On-set, Jolie tried to encourage an open, familial atmosphere where everyone was invited to contribute. "I don't want to walk on-set and be The Director," she says. "I want to walk on-set and be Angie, who's coming in with strong ideas and will keep things moving. But I'm going to be a friend that anybody can be honest with. Even if it's 'I hate this line.' The directors that I've had bad experiences with are the ones who separate themselves and don't listen. Or only listen to the lead actor."

She depicts the near-constant scenes of violence unflinchingly, but shot them apologetically. "We had this running thing where I'd say, 'Let's try to have an easy scene on Monday,' and everybody would say, 'What easy scene? You don't have any of those,' " Jolie remembers. Asking an actress to run through Sniper Alley in Sarajevo, Jolie knew that in real life, the actress had made that very run, and been shot at, regularly.
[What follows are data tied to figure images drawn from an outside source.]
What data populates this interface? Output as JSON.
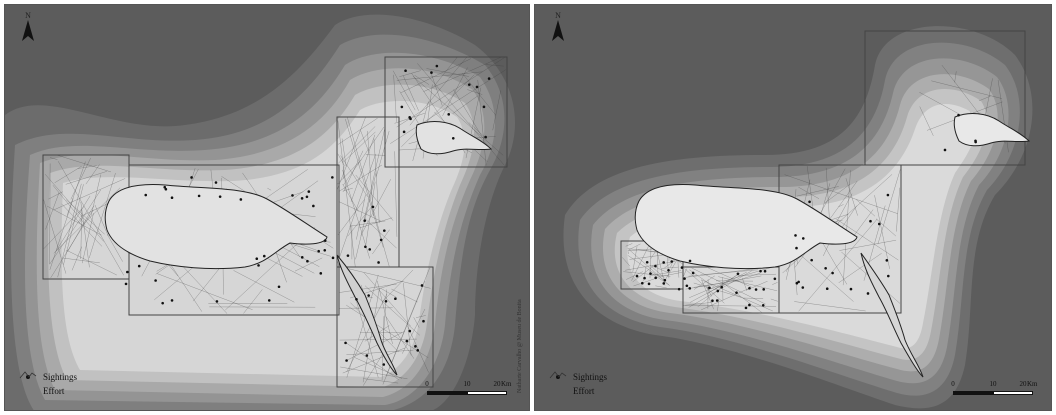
{
  "left_panel": {
    "north_label": "N",
    "legend": {
      "sightings_label": "Sightings",
      "effort_label": "Effort"
    },
    "scale": {
      "tick_0": "0",
      "tick_10": "10",
      "tick_20": "20",
      "unit": "Km"
    },
    "credit": "Natharte Carvalho @ Museu de Bonita"
  },
  "right_panel": {
    "north_label": "N",
    "legend": {
      "sightings_label": "Sightings",
      "effort_label": "Effort"
    },
    "scale": {
      "tick_0": "0",
      "tick_10": "10",
      "tick_20": "20",
      "unit": "Km"
    }
  },
  "colors": {
    "deep_water": "#5c5c5c",
    "island_fill": "#e2e2e2",
    "effort_line": "#3a3a3a",
    "sighting_dot": "#111111"
  }
}
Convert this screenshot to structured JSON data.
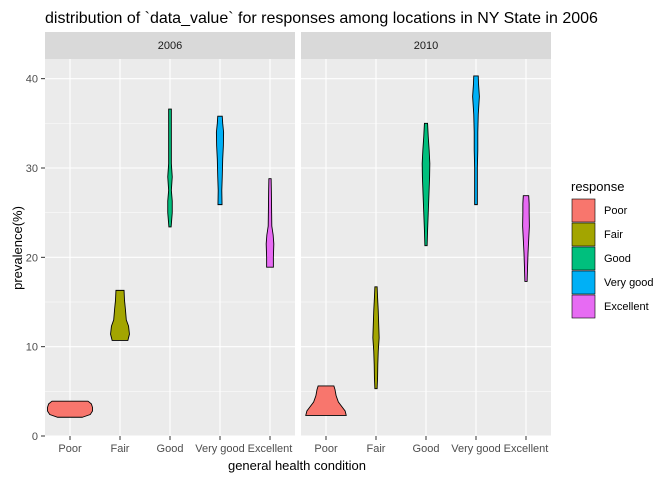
{
  "chart_data": {
    "type": "violin",
    "title": "distribution of `data_value` for responses among locations in NY State in 2006",
    "xlabel": "general health condition",
    "ylabel": "prevalence(%)",
    "categories": [
      "Poor",
      "Fair",
      "Good",
      "Very good",
      "Excellent"
    ],
    "ylim": [
      0,
      42.2
    ],
    "yticks": [
      0,
      10,
      20,
      30,
      40
    ],
    "grid": true,
    "legend": {
      "title": "response",
      "position": "right",
      "entries": [
        "Poor",
        "Fair",
        "Good",
        "Very good",
        "Excellent"
      ]
    },
    "colors": {
      "Poor": "#f8766d",
      "Fair": "#a3a500",
      "Good": "#00bf7d",
      "Very good": "#00b0f6",
      "Excellent": "#e76bf3"
    },
    "facets": [
      {
        "label": "2006",
        "series": [
          {
            "category": "Poor",
            "range": [
              2.1,
              3.9
            ],
            "profile": [
              [
                2.1,
                0.55
              ],
              [
                2.4,
                0.9
              ],
              [
                2.8,
                1.0
              ],
              [
                3.2,
                1.0
              ],
              [
                3.6,
                0.95
              ],
              [
                3.9,
                0.8
              ]
            ]
          },
          {
            "category": "Fair",
            "range": [
              10.7,
              16.3
            ],
            "profile": [
              [
                10.7,
                0.35
              ],
              [
                11.4,
                0.42
              ],
              [
                12.3,
                0.38
              ],
              [
                13.0,
                0.28
              ],
              [
                14.2,
                0.24
              ],
              [
                15.2,
                0.2
              ],
              [
                16.3,
                0.18
              ]
            ]
          },
          {
            "category": "Good",
            "range": [
              23.4,
              36.6
            ],
            "profile": [
              [
                23.4,
                0.05
              ],
              [
                25.0,
                0.1
              ],
              [
                26.3,
                0.1
              ],
              [
                27.5,
                0.06
              ],
              [
                29.0,
                0.1
              ],
              [
                30.5,
                0.06
              ],
              [
                33.0,
                0.06
              ],
              [
                35.0,
                0.06
              ],
              [
                36.6,
                0.06
              ]
            ]
          },
          {
            "category": "Very good",
            "range": [
              25.9,
              35.8
            ],
            "profile": [
              [
                25.9,
                0.09
              ],
              [
                27.5,
                0.08
              ],
              [
                29.0,
                0.1
              ],
              [
                31.0,
                0.12
              ],
              [
                32.5,
                0.15
              ],
              [
                34.0,
                0.16
              ],
              [
                35.0,
                0.12
              ],
              [
                35.8,
                0.1
              ]
            ]
          },
          {
            "category": "Excellent",
            "range": [
              18.9,
              28.8
            ],
            "profile": [
              [
                18.9,
                0.15
              ],
              [
                20.0,
                0.15
              ],
              [
                21.5,
                0.17
              ],
              [
                22.5,
                0.14
              ],
              [
                23.5,
                0.08
              ],
              [
                25.5,
                0.07
              ],
              [
                27.5,
                0.06
              ],
              [
                28.8,
                0.05
              ]
            ]
          }
        ]
      },
      {
        "label": "2010",
        "series": [
          {
            "category": "Poor",
            "range": [
              2.3,
              5.6
            ],
            "profile": [
              [
                2.3,
                0.9
              ],
              [
                2.8,
                0.85
              ],
              [
                3.3,
                0.7
              ],
              [
                3.8,
                0.55
              ],
              [
                4.5,
                0.45
              ],
              [
                5.2,
                0.4
              ],
              [
                5.6,
                0.35
              ]
            ]
          },
          {
            "category": "Fair",
            "range": [
              5.3,
              16.7
            ],
            "profile": [
              [
                5.3,
                0.05
              ],
              [
                6.5,
                0.07
              ],
              [
                8.0,
                0.08
              ],
              [
                9.5,
                0.1
              ],
              [
                11.0,
                0.14
              ],
              [
                12.5,
                0.12
              ],
              [
                14.0,
                0.1
              ],
              [
                15.5,
                0.07
              ],
              [
                16.7,
                0.05
              ]
            ]
          },
          {
            "category": "Good",
            "range": [
              21.3,
              35.0
            ],
            "profile": [
              [
                21.3,
                0.05
              ],
              [
                23.0,
                0.07
              ],
              [
                25.0,
                0.1
              ],
              [
                27.0,
                0.13
              ],
              [
                29.0,
                0.16
              ],
              [
                30.5,
                0.17
              ],
              [
                32.0,
                0.14
              ],
              [
                33.5,
                0.1
              ],
              [
                35.0,
                0.07
              ]
            ]
          },
          {
            "category": "Very good",
            "range": [
              25.9,
              40.3
            ],
            "profile": [
              [
                25.9,
                0.06
              ],
              [
                28.0,
                0.06
              ],
              [
                30.0,
                0.06
              ],
              [
                32.0,
                0.08
              ],
              [
                34.0,
                0.08
              ],
              [
                36.0,
                0.1
              ],
              [
                38.0,
                0.15
              ],
              [
                39.5,
                0.11
              ],
              [
                40.3,
                0.1
              ]
            ]
          },
          {
            "category": "Excellent",
            "range": [
              17.3,
              26.9
            ],
            "profile": [
              [
                17.3,
                0.05
              ],
              [
                19.0,
                0.07
              ],
              [
                20.5,
                0.09
              ],
              [
                22.0,
                0.12
              ],
              [
                23.5,
                0.15
              ],
              [
                25.0,
                0.14
              ],
              [
                26.0,
                0.14
              ],
              [
                26.9,
                0.12
              ]
            ]
          }
        ]
      }
    ]
  }
}
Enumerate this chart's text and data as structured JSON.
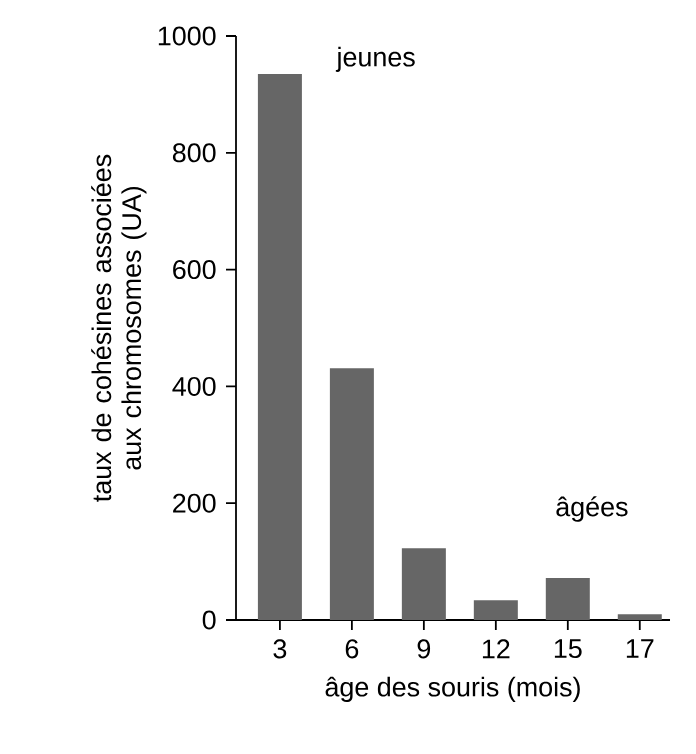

And the rape scenes were tough on both actors in the equation.

But the hardest scene for Jolie to helm was one in which soldiers force elderly women to dance naked. Her research had taught her it was a true occurrence, and she planned to shoot just one take, with two cameras. But on shooting day, "it felt like I was personally torturing people," Jolie says. "I was so uncomfortable and so apologetic. But the women were strong for me – they told me they wanted to show this, they wanted people to understand what women in war go through." Still, Jolie endured a lot of sleepless nights – "many," she says. "I'm still not sleeping."

Now she's in the throes of full-scale awards-season stumping. But Jolie is hardly unfamiliar with being dissected publicly. I tell her I can't imagine what it would feel like if millions of strangers had opinions about me. "Well, thank you," she replies. "I've felt that for so long – since I've been working with the UN, which is 11 years – I guess I'm just used to it. It's not that it doesn't bother me, but it's so par for the course that there's no way around it.

"I think it keeps me extra centred on doing things from the heart and for the right reasons," she continues. "If you do that, you have the strength to stay straight. Nobody's opinion of you affects you or unnerves you, because you just know. So maybe in some way it has strengthened me, to clarify my own sense of who I am, no matter how somebody sees me."

She laughs again, but not at herself this time. "People say to me, 'Growing up, you were this kind of woman, and now you're that kind of woman.' I think, 'God, if you knew anything about women, you'd know we're all things.' That's what makes a woman, truly."

Jolie pauses for a nanosecond, and when she drops her final line, I can hear her grin. "It's usually not women who ask me that."